|
Re: A "plausible range" for a random variable
Posted:
Jun 7, 2013 1:31 PM
|
|
On Fri, 7 Jun 2013 09:30:09 -0700 (PDT), Sergio Rossi <deltaquattro@gmail.com> wrote:
>Hi, > >I run a Monte Carlo simulation of a black box code,i.e., I assign probability distributions to the code inputs and I obtain a Monte Carlo sample of the output variable Y. Y doesn't have to be Gaussian, because the input distribution aren't necessarily Gaussian, and even if they were, the output depends nonlinearly on inputs. > >My bosses asked me to give them a "plausible range" for the variable Y. Trying to rephrase this question in a statistical framework, I thought about finding a lower bound L and an upper bound U for Y, such that p(L<=Y<=U) equal to, say, 95%. In practice, that's percentiles estimation. For example, if I were to set L=-inf, then U would be precisely the 95-th percentile of the distribution of Y, so the problem would become to estimate the 95-th percentile of Y. >Questions: >1. Is there a preferred way to select L and U? I don't think so, since I don't know which is the distribution of Y. So I was thinking to just select two percentiles "symmetrical about the median", such that p(L<=Y<=U) = alpha. For example, if alpha = .95, I just choose L as the 2.5-percentile and U as the 97.5th percentile. >2. How do I estimate L and U? I know I could just load my samples in R and use bootstrap. However, I'd prefer to have also an analytical formula, for a variety of reasons. I have fairly large samples (usually N ~= 2000), so I guess that there should be some expression for the confidence intervals of percentiles, based on CLT. Can you post them? >
1) Selecting Lower and Upper limits, L and U, as you notice, is usually done symmetrically (if not one-tailed). That is done, mainly, for lack of any other good reason to outweigh the equal emphasis on each end.

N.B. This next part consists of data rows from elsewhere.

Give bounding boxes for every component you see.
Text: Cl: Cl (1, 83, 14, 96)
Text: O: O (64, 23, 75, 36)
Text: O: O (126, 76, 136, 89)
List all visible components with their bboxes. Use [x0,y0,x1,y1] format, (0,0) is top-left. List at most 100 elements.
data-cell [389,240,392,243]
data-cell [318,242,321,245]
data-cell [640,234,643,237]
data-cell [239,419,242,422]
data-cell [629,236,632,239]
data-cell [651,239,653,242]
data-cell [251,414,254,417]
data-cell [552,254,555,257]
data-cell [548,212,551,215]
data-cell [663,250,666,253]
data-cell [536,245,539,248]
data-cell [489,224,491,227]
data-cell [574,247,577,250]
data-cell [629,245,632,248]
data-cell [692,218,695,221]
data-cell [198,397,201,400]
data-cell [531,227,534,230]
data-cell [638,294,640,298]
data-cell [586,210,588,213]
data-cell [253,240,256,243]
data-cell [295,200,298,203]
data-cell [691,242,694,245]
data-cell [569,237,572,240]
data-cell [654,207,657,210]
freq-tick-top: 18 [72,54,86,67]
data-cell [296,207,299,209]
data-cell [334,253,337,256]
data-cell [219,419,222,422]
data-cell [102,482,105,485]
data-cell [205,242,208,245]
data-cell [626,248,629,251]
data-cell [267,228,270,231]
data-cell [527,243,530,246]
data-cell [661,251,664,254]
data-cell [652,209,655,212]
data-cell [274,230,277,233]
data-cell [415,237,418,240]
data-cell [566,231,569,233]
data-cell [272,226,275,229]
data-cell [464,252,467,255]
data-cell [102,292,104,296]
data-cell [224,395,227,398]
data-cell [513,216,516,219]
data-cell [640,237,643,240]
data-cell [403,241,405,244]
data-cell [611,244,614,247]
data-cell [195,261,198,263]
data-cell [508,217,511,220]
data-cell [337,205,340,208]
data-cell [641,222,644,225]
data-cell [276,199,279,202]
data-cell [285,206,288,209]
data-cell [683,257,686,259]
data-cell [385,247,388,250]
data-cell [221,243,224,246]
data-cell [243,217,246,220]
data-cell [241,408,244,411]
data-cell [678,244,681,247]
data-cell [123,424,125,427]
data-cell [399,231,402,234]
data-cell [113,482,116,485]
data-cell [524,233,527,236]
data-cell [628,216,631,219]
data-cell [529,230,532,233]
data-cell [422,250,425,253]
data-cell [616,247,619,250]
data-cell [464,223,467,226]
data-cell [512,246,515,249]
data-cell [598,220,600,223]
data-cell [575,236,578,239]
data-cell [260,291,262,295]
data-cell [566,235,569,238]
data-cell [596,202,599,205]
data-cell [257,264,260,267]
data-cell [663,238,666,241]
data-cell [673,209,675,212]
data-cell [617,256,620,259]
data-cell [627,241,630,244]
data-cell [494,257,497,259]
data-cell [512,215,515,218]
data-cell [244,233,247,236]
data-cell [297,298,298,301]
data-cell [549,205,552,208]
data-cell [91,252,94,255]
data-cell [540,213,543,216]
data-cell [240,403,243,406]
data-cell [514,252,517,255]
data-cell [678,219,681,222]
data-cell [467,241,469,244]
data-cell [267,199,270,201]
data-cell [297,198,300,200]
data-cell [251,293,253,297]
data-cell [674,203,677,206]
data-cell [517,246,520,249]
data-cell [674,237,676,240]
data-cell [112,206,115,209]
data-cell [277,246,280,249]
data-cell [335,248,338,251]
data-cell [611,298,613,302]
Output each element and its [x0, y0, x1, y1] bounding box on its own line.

Statistical estimation theory occasionally looks at the "narrowest" CI. That is *the* important characteristic of one-tailed tests, determining UMP (Uniformly Most Powerful). Because tails can be asymmetrical, no two-tailed test is UMP.
Decision theory would suggest that you apply a loss-function to determine what degree of asymmetry might apply -- I was intrigued, long ago, by the suggestion that the "power" of standard research might be improved by splitting the conventional 5% into 4% at the "expected" end and 1% at the other end, for a gain in general power without losing the right to report stronger effects in the opposite direction. I read that at least 30 years ago, so you can see that the idea never caught on.

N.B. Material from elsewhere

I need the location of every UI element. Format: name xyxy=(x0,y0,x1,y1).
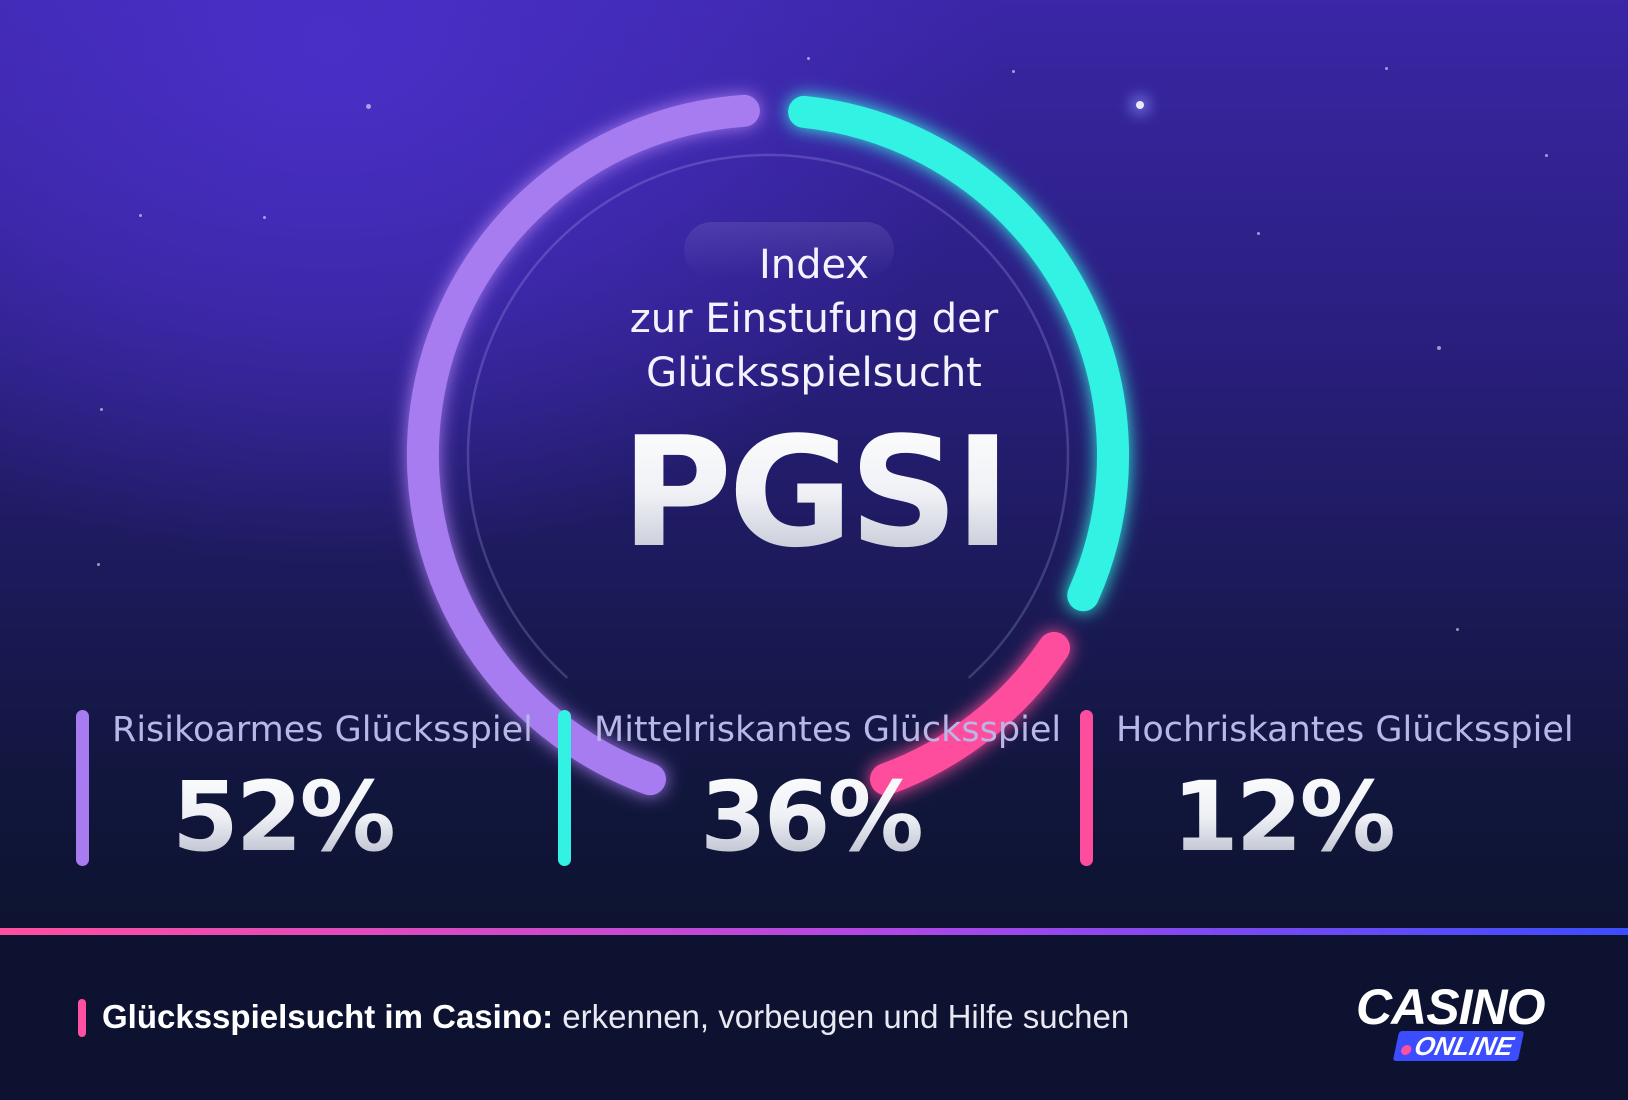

2) A parametric approach to L and U for Extreme Values is not going to be at all efficient. What is used for estimation is what your bootstrapping would converge to: The CI based for L (or U) based on rank-order in the original sample.

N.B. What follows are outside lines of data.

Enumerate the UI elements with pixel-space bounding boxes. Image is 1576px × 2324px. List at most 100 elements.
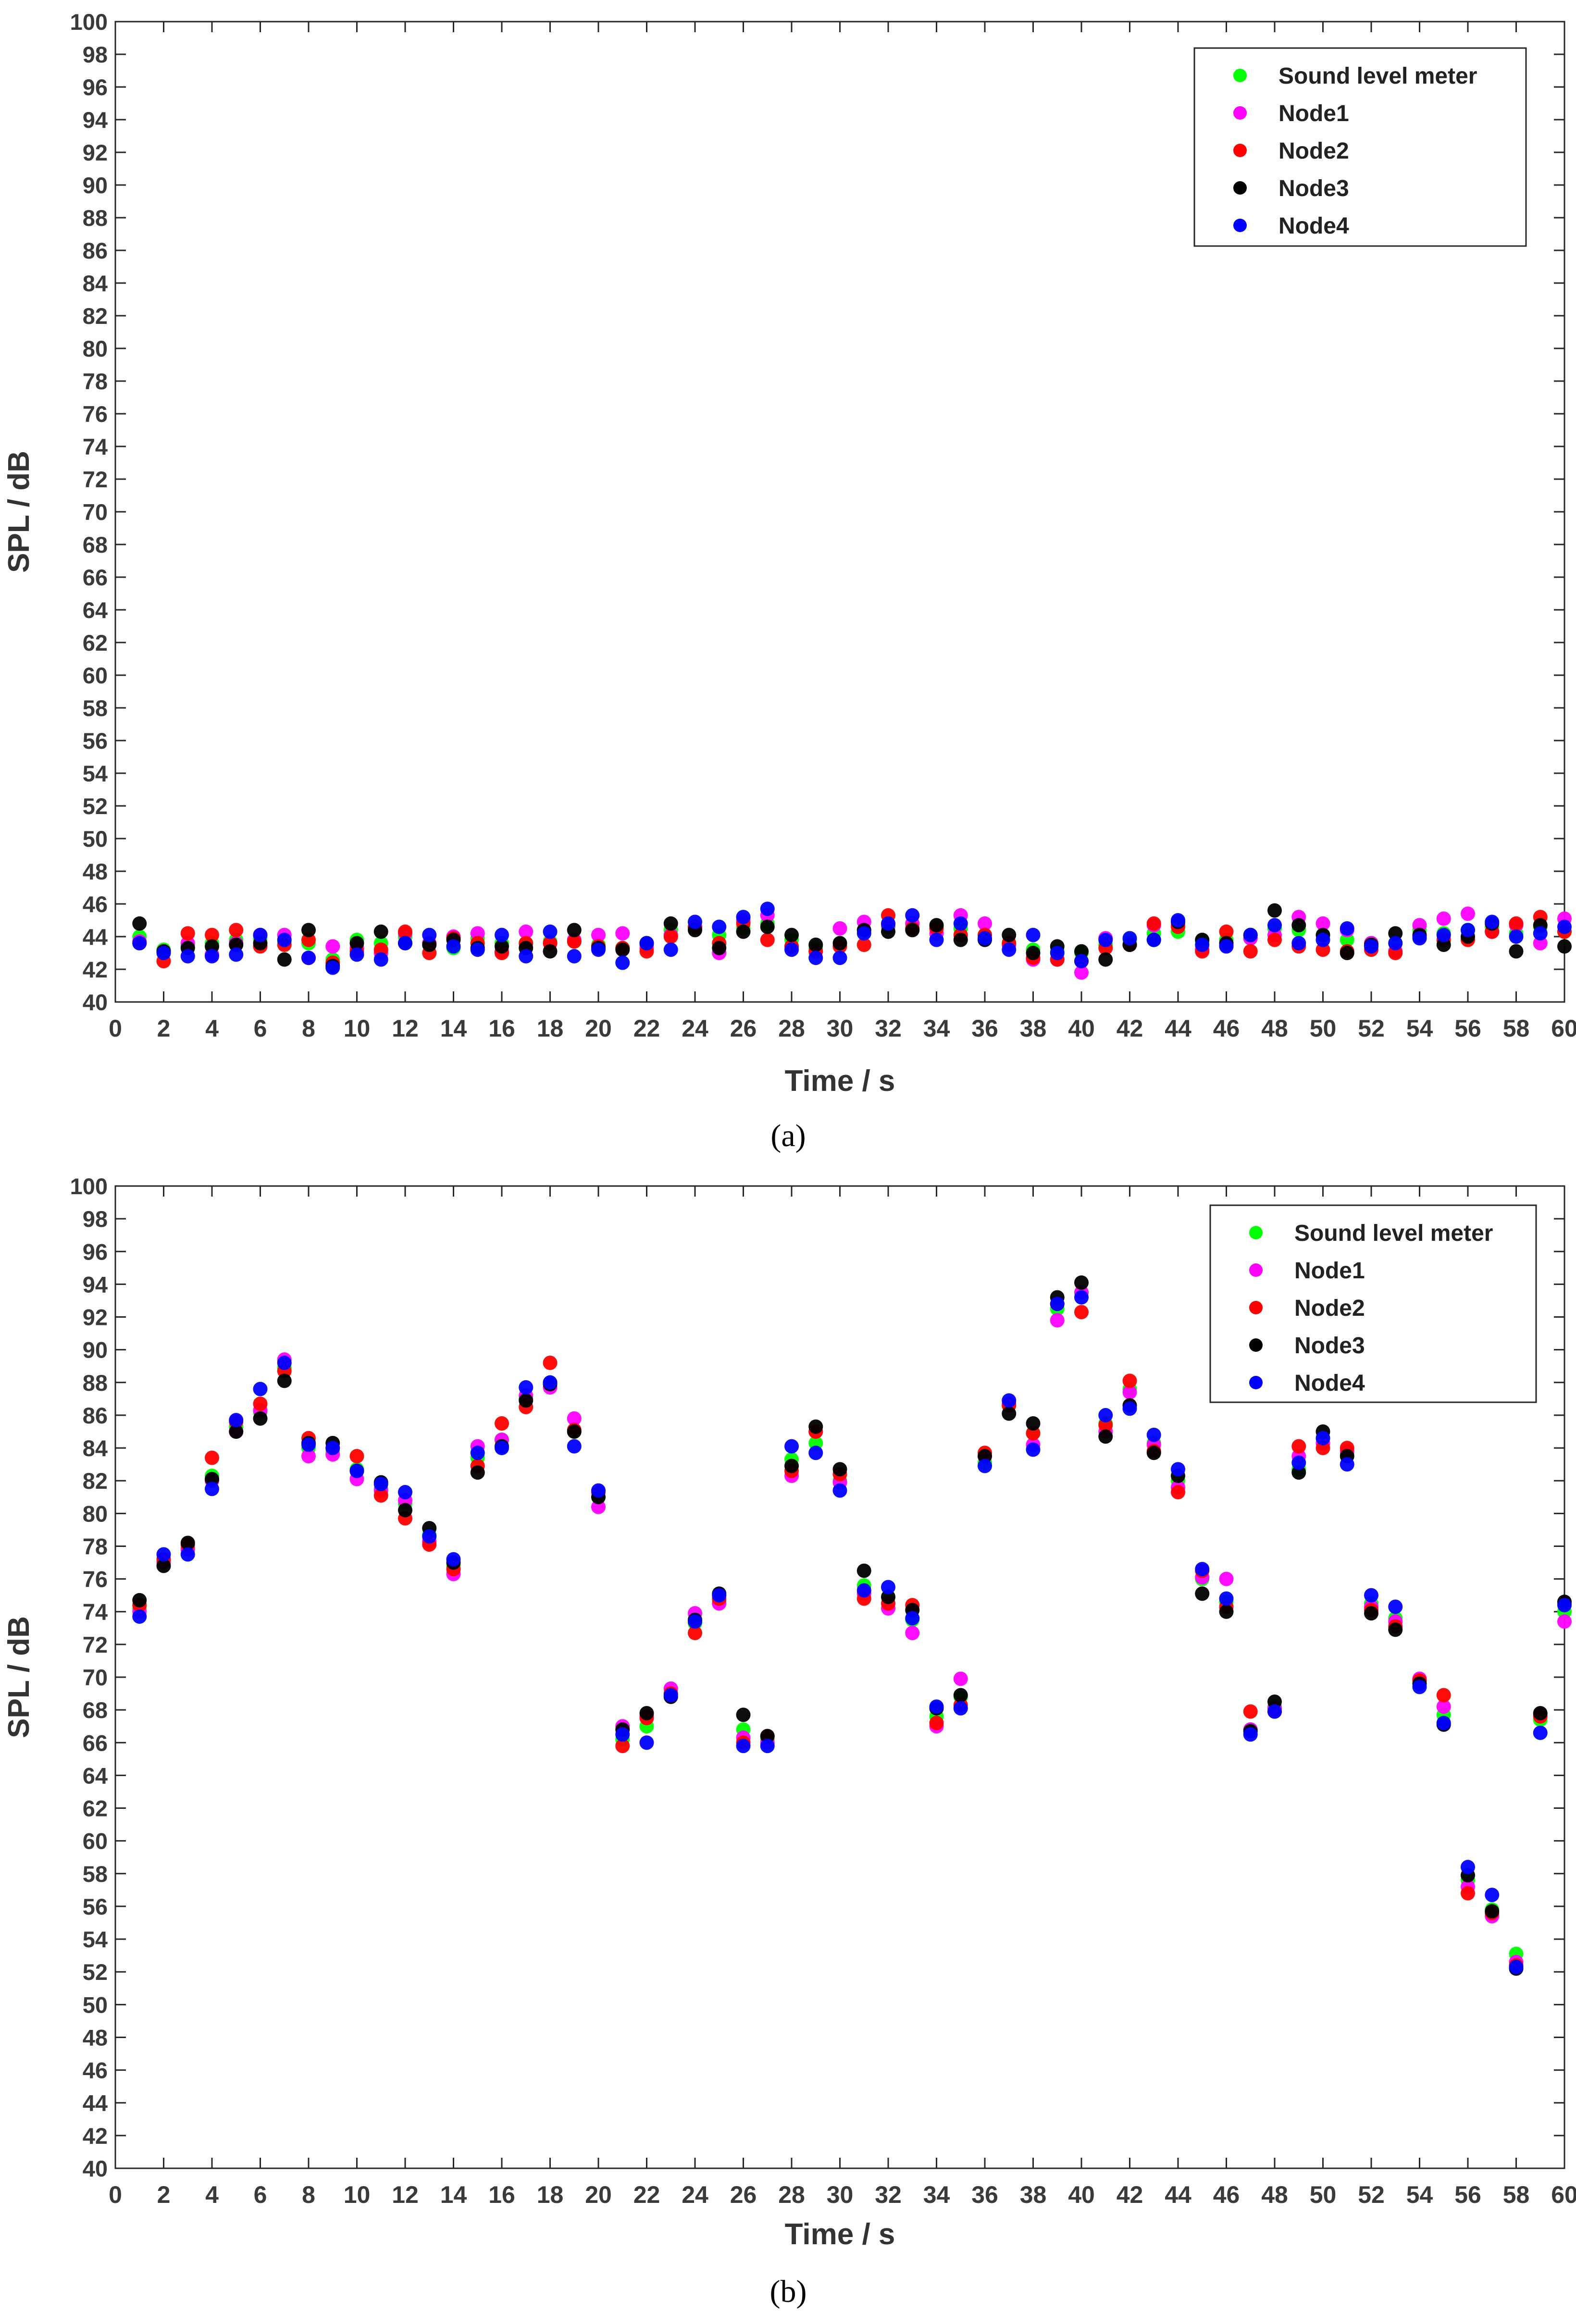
data-point-node4 (180, 949, 195, 964)
y-tick-label: 60 (83, 1829, 108, 1854)
data-point-node2 (543, 1355, 558, 1370)
data-point-node4 (832, 1483, 847, 1498)
data-point-node1 (1050, 1313, 1065, 1328)
data-point-node2 (495, 1416, 509, 1431)
data-point-node3 (1026, 946, 1041, 960)
data-point-node2 (1461, 1886, 1475, 1901)
x-tick-label: 28 (778, 1015, 805, 1042)
y-tick-label: 56 (83, 728, 108, 754)
data-point-node1 (1122, 1385, 1137, 1400)
data-point-node4 (1485, 915, 1500, 929)
data-point-node4 (1557, 919, 1572, 934)
data-point-node4 (543, 924, 558, 939)
data-point-node2 (1243, 1704, 1258, 1719)
legend-label: Node2 (1278, 138, 1349, 164)
data-point-node4 (1050, 946, 1065, 960)
scatter-chart-b: 4042444648505254565860626466687072747678… (2, 1174, 1576, 2309)
data-point-node3 (760, 919, 775, 934)
data-point-node4 (1436, 1716, 1451, 1731)
data-point-node4 (132, 1609, 147, 1624)
y-tick-label: 54 (83, 1927, 108, 1952)
data-point-node3 (929, 918, 944, 933)
data-point-node3 (736, 1707, 751, 1722)
data-point-node4 (905, 1611, 920, 1626)
data-point-node1 (519, 924, 534, 939)
y-tick-label: 82 (83, 303, 108, 329)
x-tick-label: 12 (392, 1015, 419, 1042)
data-point-node2 (1219, 924, 1234, 939)
data-point-node4 (712, 1588, 727, 1603)
data-point-node3 (1195, 1586, 1210, 1601)
data-point-node4 (1388, 1599, 1403, 1614)
data-point-node2 (398, 924, 412, 939)
data-point-node4 (1002, 942, 1017, 957)
data-point-node3 (229, 1424, 244, 1439)
data-point-node4 (1074, 1290, 1089, 1305)
data-point-node4 (156, 1547, 171, 1562)
x-tick-label: 58 (1503, 2181, 1530, 2208)
data-point-node4 (567, 1439, 582, 1454)
data-point-node3 (905, 923, 920, 938)
x-tick-label: 26 (730, 2181, 757, 2208)
y-tick-label: 94 (83, 107, 108, 133)
data-point-node4 (615, 1727, 630, 1742)
x-tick-label: 46 (1213, 1015, 1240, 1042)
y-tick-label: 44 (83, 924, 108, 950)
y-tick-label: 78 (83, 369, 108, 394)
data-point-node4 (1074, 954, 1089, 968)
data-point-node3 (1485, 1904, 1500, 1919)
legend-label: Sound level meter (1294, 1221, 1493, 1246)
x-tick-label: 0 (109, 1015, 122, 1042)
data-point-node4 (1509, 929, 1524, 944)
data-point-node2 (180, 926, 195, 941)
y-tick-label: 58 (83, 1861, 108, 1887)
data-point-node4 (132, 936, 147, 951)
data-point-node3 (1557, 939, 1572, 954)
legend-marker (1249, 1338, 1263, 1352)
y-tick-label: 86 (83, 238, 108, 263)
data-point-node4 (591, 942, 606, 957)
data-point-node3 (277, 952, 292, 967)
x-tick-label: 28 (778, 2181, 805, 2208)
data-point-node2 (929, 1716, 944, 1731)
x-tick-label: 14 (440, 1015, 467, 1042)
data-point-node3 (663, 916, 678, 931)
data-point-node3 (349, 936, 364, 951)
y-tick-label: 66 (83, 565, 108, 590)
data-point-node4 (639, 936, 654, 951)
data-point-node4 (1509, 1959, 1524, 1974)
data-point-node3 (1509, 944, 1524, 959)
x-tick-label: 40 (1068, 2181, 1095, 2208)
data-point-node1 (591, 927, 606, 942)
data-point-node3 (1002, 927, 1017, 942)
x-tick-label: 48 (1261, 1015, 1288, 1042)
chart-panel-a: 40 42 44 46 48 50 52 54 56 58 60 62 64 66 68 70 72 74 76 78… (2, 9, 1576, 1153)
data-point-node4 (1243, 927, 1258, 942)
data-point-node1 (301, 1449, 316, 1464)
data-point-node4 (953, 1701, 968, 1716)
data-point-node2 (205, 1450, 219, 1465)
data-point-node4 (1146, 1427, 1161, 1442)
data-point-node4 (373, 1477, 388, 1492)
x-tick-label: 24 (682, 1015, 708, 1042)
data-point-node4 (1340, 921, 1354, 936)
data-point-node4 (1267, 1704, 1282, 1719)
legend-label: Node2 (1294, 1296, 1365, 1321)
data-point-node4 (1171, 1462, 1185, 1477)
legend-marker (1249, 1226, 1263, 1239)
legend-label: Sound level meter (1278, 63, 1477, 89)
data-point-node3 (1026, 1416, 1041, 1431)
data-point-node3 (712, 940, 727, 955)
data-point-node4 (543, 1375, 558, 1390)
data-point-node4 (1340, 1457, 1354, 1472)
x-axis-title: Time / s (785, 2218, 895, 2251)
data-point-node4 (398, 936, 412, 951)
data-point-node4 (760, 902, 775, 916)
data-point-node4 (1026, 927, 1041, 942)
data-point-node3 (277, 1373, 292, 1388)
data-point-node2 (856, 938, 871, 952)
data-point-node1 (1315, 916, 1330, 931)
y-tick-label: 54 (83, 761, 108, 786)
x-tick-label: 40 (1068, 1015, 1095, 1042)
data-point-node3 (180, 1535, 195, 1550)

Poisson consideration gives a good approximation for small proportions. This is applied for your N=2000, 2 1/2%, as follows.
Rank 50 is the point estimate of L. The +/- 2SD range for Poisson can be estimated as ( Square(Sqrt(L) - 1), Square(Sqrt(L) + 1) )
The square root of 50 is about 7; the square of 6 is 36, and the square of 8 is 64. That gives (approximately) the CI for L=50 is (37, 65).
-- Rich Ulrich
|
|